An extraordinary find that has fired archaeologists’ imagination was discovered about two months ago in the Arnona quarter during a routine archaeological inspection by the Israel Antiquities Authority of the construction of a nursery school being built in the Jerusalem Arnona neighborhood at the initiative of the Jerusalem municipality.
In the excavation an impressive ritual bath (mikve) dating to the time of the Second Temple (first century CE) was exposed inside an underground cave. An anteroom, flanked by benches, led to the bath. A winepress was excavated alongside the ritual bath.
The walls of the mikve were treated with ancient plaster and were adorned with numerous wall paintings and inscriptions, written in mud, soot and incising. The inscriptions are Aramaic and written in cursive Hebrew script, which was customary at the end of the Second Temple period. Among the symbols that are drawn are a boat, palm trees and various plant species, and possibly even a menorah.
According to Royee Greenwald and Alexander Wiegmann, excavation directors on behalf of the Israel Antiquities Authority, “There is no doubt that this is a very significant discovery Such a concentration of inscriptions and symbols from the Second Temple period at one archaeological site, and in such a state of preservation, is rare and unique and most intriguing.”
At this point in the research the inscriptions are a mystery. Some of the inscriptions might indicate names. The symbols depicted on the walls are common elements in the visual arts of the Second Temple period. In the meantime, the drawing that might possibly be construed as a menorah is exceptional because in those days they abstained from portraying this sacred object which was located in the Temple. According to the excavators, “On the one hand the symbols can be interpreted as secular, and on the other as symbols of religious significance and deep spirituality.”

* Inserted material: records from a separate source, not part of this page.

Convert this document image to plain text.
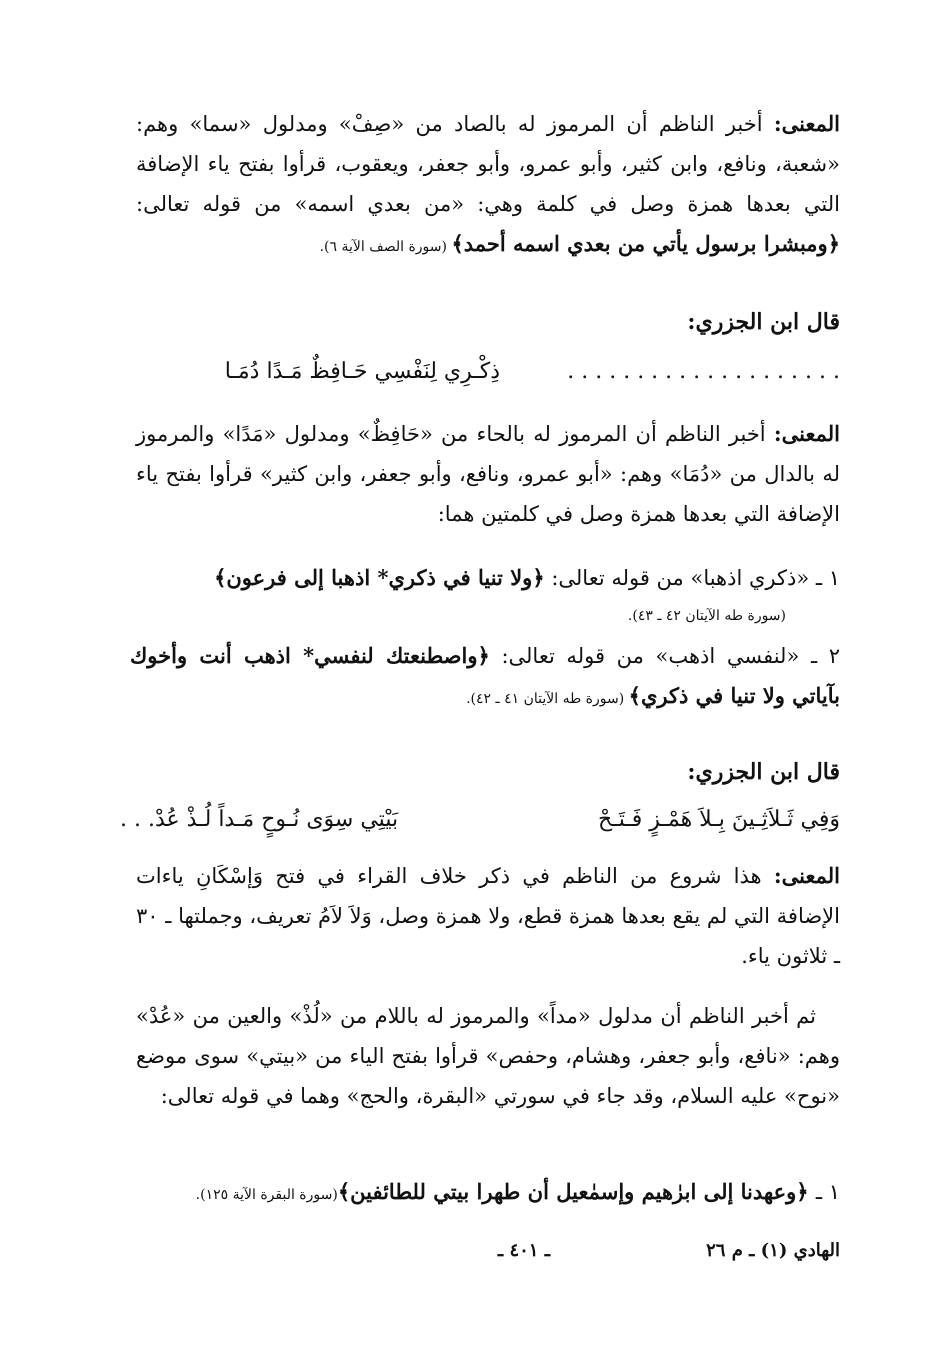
المعنى: أخبر الناظم أن المرموز له بالصاد من «صِفْ» ومدلول «سما» وهم: «شعبة، ونافع، وابن كثير، وأبو عمرو، وأبو جعفر، ويعقوب، قرأوا بفتح ياء الإضافة التي بعدها همزة وصل في كلمة وهي: «من بعدي اسمه» من قوله تعالى: ﴿ومبشرا برسول يأتي من بعدي اسمه أحمد﴾ (سورة الصف الآية ٦).
قال ابن الجزري:
ذِكْـرِي لِنَفْسِي حَـافِظٌ مَـدًا دُمَـا	. . . . . . . . . . . . . . . . . . . .
المعنى: أخبر الناظم أن المرموز له بالحاء من «حَافِظٌ» ومدلول «مَدًا» والمرموز له بالدال من «دُمَا» وهم: «أبو عمرو، ونافع، وأبو جعفر، وابن كثير» قرأوا بفتح ياء الإضافة التي بعدها همزة وصل في كلمتين هما:
١ ـ «ذكري اذهبا» من قوله تعالى: ﴿ولا تنيا في ذكري* اذهبا إلى فرعون﴾
(سورة طه الآيتان ٤٢ ـ ٤٣).
٢ ـ «لنفسي اذهب» من قوله تعالى: ﴿واصطنعتك لنفسي* اذهب أنت وأخوك بآياتي ولا تنيا في ذكري﴾ (سورة طه الآيتان ٤١ ـ ٤٢).
قال ابن الجزري:
وَفِي ثَـلاَثِـينَ بِـلاَ هَمْـزٍ فَـتَـحْ
بَيْتِي سِوَى نُـوحٍ مَـداً لُـذْ عُدْ. . .
المعنى: هذا شروع من الناظم في ذكر خلاف القراء في فتح وَإسْكَانِ ياءات الإضافة التي لم يقع بعدها همزة قطع، ولا همزة وصل، وَلاَ لاَمُ تعريف، وجملتها ـ ٣٠ ـ ثلاثون ياء.
ثم أخبر الناظم أن مدلول «مداً» والمرموز له باللام من «لُذْ» والعين من «عُدْ» وهم: «نافع، وأبو جعفر، وهشام، وحفص» قرأوا بفتح الياء من «بيتي» سوى موضع «نوح» عليه السلام، وقد جاء في سورتي «البقرة، والحج» وهما في قوله تعالى:
١ ـ ﴿وعهدنا إلى ابرٰهيم وإسمٰعيل أن طهرا بيتي للطائفين﴾(سورة البقرة الآية ١٢٥).
الهادي (١) ـ م ٢٦
ـ ٤٠١ ـ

Moshe (Kinley) Tur-Paz, head of the Education Administration at the Jerusalem Municipality said, “The large education system in Jerusalem is always in need of additional school buildings. The unique find was discovered in a compound where two nursery schools are slated to be built and the Israel Antiquities Authority is currently carrying out the conservation process there. The archaeological and historical site that was exposed is of tremendous value to our identity as a Jewish people which might shine more light on the lives of our ancestors in the city of Jerusalem. We will maintain contact with the Israel Antiquities Authority and together we will examine how we can give educational and symbolic expression to the discovery that was found.”
A number of issues and questions now face the researchers: What is the relationship between the symbols and the inscriptions, and why, of all places, were they drawn in the ritual bath? Who is responsible for painting them? Was it one person or several people? Was it someone who jokingly wanted to scribble graffiti, or perhaps what we have here is a desire to convey a deeply spiritual and religious message, perhaps even a cry for help as a result of a traumatic event (the destruction of the Temple and the catastrophic war of 66-70 CE)?
The wall paintings are so sensitive that their exposure to the air causes damage to them. As soon as the inscriptions were discovered the Israel Antiquities Authority began implementing complex conservation measures. They underwent initial treatment at the site, were removed in their entirety from the ritual bath, and transferred to the conservation laboratories of the Israel Antiquities Authority for further treatment and stabilization. In the future the Israel Antiquities Authority will display the spectacular inscriptions to the general public.